The 80s are often written off as the decade where films of substance that questioned authority were crushed by glossy, high concept entertainments for the multiplex. Most of the selections in the Film Center's series would seem to reinforce this idea. Two films with that magic Spielberg touch, Raiders Of The Lost Ark and Back To The Future, while certainly being among the most entertaining films ever made, aren't necessarily going to be able to show future generations what life in the '80s was really like. Another essential '80s gem, Ferris Bueller's Day Off, features a rich kid hero who's idea of rebellion is skipping school and going to a Cubs game. Presidential material, to be sure.

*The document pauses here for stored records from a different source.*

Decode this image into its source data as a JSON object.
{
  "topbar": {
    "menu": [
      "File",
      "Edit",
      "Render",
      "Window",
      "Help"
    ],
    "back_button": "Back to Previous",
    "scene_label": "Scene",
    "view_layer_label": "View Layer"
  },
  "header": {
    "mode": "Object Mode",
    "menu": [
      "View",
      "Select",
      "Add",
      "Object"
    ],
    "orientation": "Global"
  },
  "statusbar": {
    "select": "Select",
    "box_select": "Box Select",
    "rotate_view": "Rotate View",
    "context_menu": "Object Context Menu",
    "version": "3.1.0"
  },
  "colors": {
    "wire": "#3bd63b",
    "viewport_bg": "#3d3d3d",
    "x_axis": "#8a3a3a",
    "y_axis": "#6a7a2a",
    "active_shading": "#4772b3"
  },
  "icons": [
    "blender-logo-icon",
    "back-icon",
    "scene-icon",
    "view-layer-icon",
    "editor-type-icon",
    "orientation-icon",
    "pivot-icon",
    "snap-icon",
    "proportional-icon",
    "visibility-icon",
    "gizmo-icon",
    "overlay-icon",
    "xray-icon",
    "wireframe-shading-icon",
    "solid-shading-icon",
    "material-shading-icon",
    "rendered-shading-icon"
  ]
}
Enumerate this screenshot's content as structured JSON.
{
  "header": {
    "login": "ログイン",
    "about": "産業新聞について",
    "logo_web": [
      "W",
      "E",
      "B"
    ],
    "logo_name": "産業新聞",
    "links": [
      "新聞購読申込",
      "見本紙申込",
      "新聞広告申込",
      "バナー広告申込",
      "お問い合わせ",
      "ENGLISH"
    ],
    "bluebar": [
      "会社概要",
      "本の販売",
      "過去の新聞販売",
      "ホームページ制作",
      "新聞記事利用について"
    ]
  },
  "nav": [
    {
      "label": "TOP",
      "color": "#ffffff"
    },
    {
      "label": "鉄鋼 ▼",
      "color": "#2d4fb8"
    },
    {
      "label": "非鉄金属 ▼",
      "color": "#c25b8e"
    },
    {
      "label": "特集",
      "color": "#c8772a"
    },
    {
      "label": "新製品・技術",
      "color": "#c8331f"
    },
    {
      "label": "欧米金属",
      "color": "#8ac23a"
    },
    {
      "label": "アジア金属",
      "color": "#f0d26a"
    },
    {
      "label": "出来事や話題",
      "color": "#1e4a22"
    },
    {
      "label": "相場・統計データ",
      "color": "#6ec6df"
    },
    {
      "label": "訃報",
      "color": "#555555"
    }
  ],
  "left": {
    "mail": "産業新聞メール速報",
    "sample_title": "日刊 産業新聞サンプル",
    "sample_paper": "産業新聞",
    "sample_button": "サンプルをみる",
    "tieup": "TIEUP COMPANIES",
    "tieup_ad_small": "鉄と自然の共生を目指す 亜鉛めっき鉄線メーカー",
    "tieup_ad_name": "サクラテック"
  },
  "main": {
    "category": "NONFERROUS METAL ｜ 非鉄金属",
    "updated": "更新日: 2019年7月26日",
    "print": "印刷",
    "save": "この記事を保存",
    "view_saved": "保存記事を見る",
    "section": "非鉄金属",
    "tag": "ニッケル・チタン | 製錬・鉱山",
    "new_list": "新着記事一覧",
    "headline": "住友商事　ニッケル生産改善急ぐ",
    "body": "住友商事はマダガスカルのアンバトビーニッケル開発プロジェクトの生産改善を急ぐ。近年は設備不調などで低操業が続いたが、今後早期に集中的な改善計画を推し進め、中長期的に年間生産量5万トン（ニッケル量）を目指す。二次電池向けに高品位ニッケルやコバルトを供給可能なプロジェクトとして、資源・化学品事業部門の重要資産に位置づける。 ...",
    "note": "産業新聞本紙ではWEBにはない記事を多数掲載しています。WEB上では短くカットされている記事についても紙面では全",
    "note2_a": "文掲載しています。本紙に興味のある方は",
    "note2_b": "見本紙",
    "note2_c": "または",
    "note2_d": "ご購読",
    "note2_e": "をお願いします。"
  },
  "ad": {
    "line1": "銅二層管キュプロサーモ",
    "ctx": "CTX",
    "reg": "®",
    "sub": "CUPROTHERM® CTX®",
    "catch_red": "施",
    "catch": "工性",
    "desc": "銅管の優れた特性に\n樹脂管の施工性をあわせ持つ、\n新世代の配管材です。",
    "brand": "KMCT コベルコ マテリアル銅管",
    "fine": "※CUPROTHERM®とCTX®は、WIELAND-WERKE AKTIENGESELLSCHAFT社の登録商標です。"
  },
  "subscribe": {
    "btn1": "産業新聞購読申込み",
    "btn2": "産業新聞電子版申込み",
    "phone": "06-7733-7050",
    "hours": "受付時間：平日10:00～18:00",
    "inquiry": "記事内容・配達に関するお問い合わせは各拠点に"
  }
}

Which, of course, is fine. Those films are great—and at least one of them is on my list of all time favorites—but leave it to grubby, disreputable sci-fi genre fare to tell us anything even resembling the truth. They Live and Repo Man manage the difficult feat of being both wildly entertaining AND an enduring snapshot of Reagan's trickle(d) down America.

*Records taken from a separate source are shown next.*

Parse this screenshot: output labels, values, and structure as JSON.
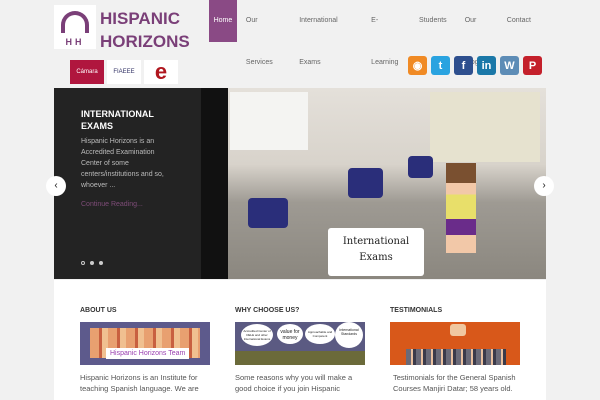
{
  "header": {
    "logo_line1": "HISPANIC",
    "logo_line2": "HORIZONS",
    "logo_initials": "HH",
    "partners": [
      "Cámara",
      "FIAEEE",
      "e"
    ],
    "nav": [
      "Home",
      "Our Services",
      "International Exams",
      "E-Learning",
      "Students",
      "Our Blog",
      "Contact Us"
    ],
    "social": [
      "rss-icon",
      "twitter-icon",
      "facebook-icon",
      "linkedin-icon",
      "wordpress-icon",
      "pinterest-icon"
    ]
  },
  "slider": {
    "title": "INTERNATIONAL EXAMS",
    "text": "Hispanic Horizons is an Accredited Examination Center of some centers/institutions and so, whoever ...",
    "more": "Continue Reading...",
    "bubble": "International Exams",
    "prev": "‹",
    "next": "›"
  },
  "sections": [
    {
      "title": "ABOUT US",
      "banner": "Hispanic Horizons Team",
      "text": "Hispanic Horizons is an Institute for teaching Spanish language. We are"
    },
    {
      "title": "WHY CHOOSE US?",
      "banner": [
        "Accredited Center of DELE and other International Exams",
        "value for money",
        "Approachable and Competent",
        "International Standards"
      ],
      "text": "Some reasons why you will make a good choice if you join Hispanic"
    },
    {
      "title": "TESTIMONIALS",
      "text": "Testimonials for the General Spanish Courses Manjiri Datar; 58 years old."
    }
  ]
}
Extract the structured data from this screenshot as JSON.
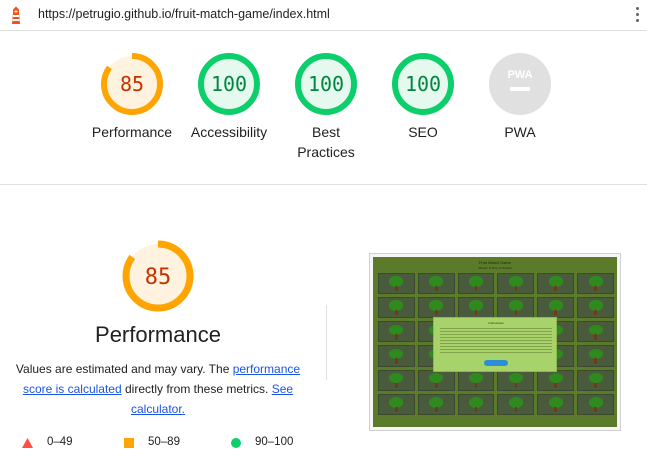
{
  "topbar": {
    "url": "https://petrugio.github.io/fruit-match-game/index.html",
    "logo_icon": "lighthouse-icon",
    "menu_icon": "more-vertical-icon"
  },
  "summary": {
    "categories": [
      {
        "score": "85",
        "label": "Performance",
        "status": "average",
        "value": 0.85
      },
      {
        "score": "100",
        "label": "Accessibility",
        "status": "pass",
        "value": 1.0
      },
      {
        "score": "100",
        "label": "Best Practices",
        "status": "pass",
        "value": 1.0
      },
      {
        "score": "100",
        "label": "SEO",
        "status": "pass",
        "value": 1.0
      },
      {
        "score": "PWA",
        "label": "PWA",
        "status": "na",
        "value": 0
      }
    ]
  },
  "performance": {
    "score": "85",
    "value": 0.85,
    "title": "Performance",
    "desc_prefix": "Values are estimated and may vary. The ",
    "desc_link1": "performance score is calculated",
    "desc_mid": " directly from these metrics. ",
    "desc_link2": "See calculator."
  },
  "legend": [
    {
      "range": "0–49",
      "shape": "triangle"
    },
    {
      "range": "50–89",
      "shape": "square"
    },
    {
      "range": "90–100",
      "shape": "circle"
    }
  ],
  "colors": {
    "fail": "#ff4e42",
    "average": "#ffa400",
    "average_text": "#c33300",
    "average_bg": "#fff3e0",
    "pass": "#0cce6b",
    "pass_text": "#018642",
    "pass_bg": "#e5f9ee",
    "na": "#e0e0e0",
    "link": "#1a55e3"
  },
  "screenshot": {
    "title": "Fruit Match Game",
    "subtitle": "Moves: 0   Time: 0   Restart",
    "modal_title": "Instructions"
  }
}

They Live is often called "prescient" by people who either have short memories or who simply weren't around during the Reagan era. In fact, it's hard to think of a movie more of it's time and place (maybe Medium Cool in the 60s?). Carpenter's classic satire concerns a homeless construction worker who stumbles across a pair of sunglasses that reveal the Republican ruling class to be aliens enslaving the human race with subliminal messages via the media. Sounds about right to me.

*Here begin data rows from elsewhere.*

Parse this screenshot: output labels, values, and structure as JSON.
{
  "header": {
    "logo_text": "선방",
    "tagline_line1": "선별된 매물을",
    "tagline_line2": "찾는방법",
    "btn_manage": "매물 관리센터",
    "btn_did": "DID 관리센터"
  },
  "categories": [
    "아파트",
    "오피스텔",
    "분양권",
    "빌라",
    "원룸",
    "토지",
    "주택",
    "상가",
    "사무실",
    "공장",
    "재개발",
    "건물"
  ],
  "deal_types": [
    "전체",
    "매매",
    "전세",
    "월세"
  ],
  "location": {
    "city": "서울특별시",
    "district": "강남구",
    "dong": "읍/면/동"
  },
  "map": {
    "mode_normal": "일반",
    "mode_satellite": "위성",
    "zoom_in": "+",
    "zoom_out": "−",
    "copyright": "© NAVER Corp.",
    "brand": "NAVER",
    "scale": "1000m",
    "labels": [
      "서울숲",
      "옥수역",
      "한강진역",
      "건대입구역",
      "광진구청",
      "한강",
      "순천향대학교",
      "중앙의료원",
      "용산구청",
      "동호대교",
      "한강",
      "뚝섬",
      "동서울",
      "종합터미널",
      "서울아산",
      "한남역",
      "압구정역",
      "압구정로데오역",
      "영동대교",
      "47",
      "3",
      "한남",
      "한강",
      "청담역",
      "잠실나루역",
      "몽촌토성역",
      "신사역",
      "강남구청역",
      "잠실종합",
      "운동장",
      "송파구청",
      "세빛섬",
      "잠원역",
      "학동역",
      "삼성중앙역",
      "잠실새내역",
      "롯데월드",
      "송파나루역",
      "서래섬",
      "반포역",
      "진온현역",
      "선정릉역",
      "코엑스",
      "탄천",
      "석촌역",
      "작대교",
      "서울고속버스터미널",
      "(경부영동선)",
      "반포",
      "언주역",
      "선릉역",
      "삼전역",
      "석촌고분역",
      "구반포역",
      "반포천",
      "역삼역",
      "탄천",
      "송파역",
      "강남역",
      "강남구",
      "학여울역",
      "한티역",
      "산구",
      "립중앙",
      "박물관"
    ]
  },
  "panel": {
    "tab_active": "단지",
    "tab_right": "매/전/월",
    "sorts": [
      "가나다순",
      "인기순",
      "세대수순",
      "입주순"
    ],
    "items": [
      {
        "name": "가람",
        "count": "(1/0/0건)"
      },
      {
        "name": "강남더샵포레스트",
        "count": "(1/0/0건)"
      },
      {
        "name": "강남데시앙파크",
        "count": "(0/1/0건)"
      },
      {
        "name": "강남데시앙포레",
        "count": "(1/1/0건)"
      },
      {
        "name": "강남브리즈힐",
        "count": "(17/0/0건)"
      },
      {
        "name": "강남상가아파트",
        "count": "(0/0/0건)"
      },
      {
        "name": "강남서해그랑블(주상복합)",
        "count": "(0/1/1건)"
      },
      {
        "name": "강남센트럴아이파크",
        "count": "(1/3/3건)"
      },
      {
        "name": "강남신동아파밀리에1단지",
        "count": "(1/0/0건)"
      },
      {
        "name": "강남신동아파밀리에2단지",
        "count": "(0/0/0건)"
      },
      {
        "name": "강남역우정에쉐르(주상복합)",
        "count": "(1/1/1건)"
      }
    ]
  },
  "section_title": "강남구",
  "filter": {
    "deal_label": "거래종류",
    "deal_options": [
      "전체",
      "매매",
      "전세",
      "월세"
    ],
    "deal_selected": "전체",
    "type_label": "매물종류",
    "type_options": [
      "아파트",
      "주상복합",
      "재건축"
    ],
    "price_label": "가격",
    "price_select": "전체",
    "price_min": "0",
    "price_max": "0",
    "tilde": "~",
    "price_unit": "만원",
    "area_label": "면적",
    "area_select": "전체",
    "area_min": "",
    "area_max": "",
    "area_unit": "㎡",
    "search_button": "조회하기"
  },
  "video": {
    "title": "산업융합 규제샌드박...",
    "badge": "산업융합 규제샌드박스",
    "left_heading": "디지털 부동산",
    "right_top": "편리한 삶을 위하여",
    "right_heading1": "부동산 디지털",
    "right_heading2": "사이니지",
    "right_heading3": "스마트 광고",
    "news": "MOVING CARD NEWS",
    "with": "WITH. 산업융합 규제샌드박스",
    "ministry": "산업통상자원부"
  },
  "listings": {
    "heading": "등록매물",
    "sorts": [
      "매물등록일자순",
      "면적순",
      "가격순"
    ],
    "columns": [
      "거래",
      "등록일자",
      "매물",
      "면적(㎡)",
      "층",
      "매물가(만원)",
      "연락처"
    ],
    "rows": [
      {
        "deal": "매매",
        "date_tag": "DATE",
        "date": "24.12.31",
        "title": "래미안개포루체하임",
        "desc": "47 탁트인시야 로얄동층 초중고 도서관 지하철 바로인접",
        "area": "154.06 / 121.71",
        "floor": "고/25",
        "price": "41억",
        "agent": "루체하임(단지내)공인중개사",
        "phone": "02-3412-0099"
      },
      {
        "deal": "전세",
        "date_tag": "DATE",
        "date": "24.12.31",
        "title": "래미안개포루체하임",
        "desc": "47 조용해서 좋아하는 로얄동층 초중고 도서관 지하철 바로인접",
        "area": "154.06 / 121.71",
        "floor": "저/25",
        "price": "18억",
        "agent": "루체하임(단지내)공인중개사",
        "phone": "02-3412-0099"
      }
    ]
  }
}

Carpenter may be the finest no-bullshit genre stylist to come out of a film school, but he was also a 60s hippie radical who held onto his ideals and had no interest in Reagan's new dawn of American greed. They Live's political agenda remains highly influential (where do you think all those "OBEY" t-shirts came from?) and depressingly relevant (one of the characters, lamenting the government bailout of the steel industry, says "We gave the steel companies a break when they needed it. You know what they gave themselves? Raises.")—but it's also a dumb-fun 80s movie: it's littered with classic one-liners ("I have come here to chew bubblegum and kick ass, and I am all out of bubblegum!"), a pro-wrestler in the lead role (WWF villain 'Rowdy' Roddy Piper), and a five and a half minute fight scene that has to be seen to be believed. It's a genre movie, sure—but the goofiest kind of genre movie. One that refuses to be be put in a corner…………kind of like Baby.

While it's not paired with Repo Man again, They Live screens tonight at the Gene Siskel Film Center, 164 N State, at 6 p.m.

They Live is also available on video—as is Repo Man, which was recently issued in an excellent edition by Criterion—but John Carpenter's masterful widescreen compositions deserve to be seen on the big screen in the quickly vanishing 35mm format.